# Plastic bayonet bulb holder?



## _simon_ (Nov 27, 2007)

I'm after the type you can screw into the top of a viv. Just a plastic one as it's for a reflector bulb. Anyone know where these are sold? I've tried B&Q, homebase and maplins. I've seen them on ebay but postage is the same price as the actual fitment!


----------



## adamobie1 (May 27, 2009)

*Bulb fittings*

Have you tried screwfix, focus? They should be a standard shelf item, failing that have you not got a local Rep shop near, that may even supply the kit with cable and plug.


----------



## _simon_ (Nov 27, 2007)

Just checked and there is a focus 4 miles away. Got a screwfix as well but I've never been in one, always thought it was trade only?


----------



## adamobie1 (May 27, 2009)

*Screwfix Direct*

Hi,
I've ordered online from screw fix direct in the past, so should be the same in one of there shops. Try them, if there close. There is nothing to loose.

Hope you get it sorted

:2thumb:


----------



## Meko (Apr 29, 2007)

_simon_ said:


> I'm after the type you can screw into the top of a viv. Just a plastic one as it's for a reflector bulb. Anyone know where these are sold? I've tried B&Q, homebase and maplins. I've seen them on ebay but postage is the same price as the actual fitment!


 
B&Q do the bayonet screw in holders, i've bought a fair few from my local one.


----------



## _simon_ (Nov 27, 2007)

Meko said:


> B&Q do the bayonet screw in holders, i've bought a fair few from my local one.

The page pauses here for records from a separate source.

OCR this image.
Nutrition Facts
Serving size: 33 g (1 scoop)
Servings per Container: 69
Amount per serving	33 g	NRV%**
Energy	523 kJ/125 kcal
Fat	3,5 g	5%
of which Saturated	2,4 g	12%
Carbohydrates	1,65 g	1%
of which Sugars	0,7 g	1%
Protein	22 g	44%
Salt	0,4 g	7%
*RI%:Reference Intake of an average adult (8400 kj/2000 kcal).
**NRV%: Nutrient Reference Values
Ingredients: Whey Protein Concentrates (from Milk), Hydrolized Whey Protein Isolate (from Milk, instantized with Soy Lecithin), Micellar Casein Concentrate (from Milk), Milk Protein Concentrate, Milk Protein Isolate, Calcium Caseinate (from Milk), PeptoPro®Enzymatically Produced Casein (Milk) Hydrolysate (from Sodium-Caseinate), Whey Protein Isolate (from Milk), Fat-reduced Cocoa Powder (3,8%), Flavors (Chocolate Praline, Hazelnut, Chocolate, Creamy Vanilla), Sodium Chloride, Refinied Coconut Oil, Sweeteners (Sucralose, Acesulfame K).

Maybe they were out of stock when I looked. I'll check again today then! Failing that I'll give screwfix a bash. Did look on their website though and couldn't find any.


----------



## dazaston (Jun 17, 2009)

Got mine from wilkinsons stores only 79p each for the angled type or 59p for the straight 1s.
Daz


----------



## _simon_ (Nov 27, 2007)

B&Q had some in this time.


----------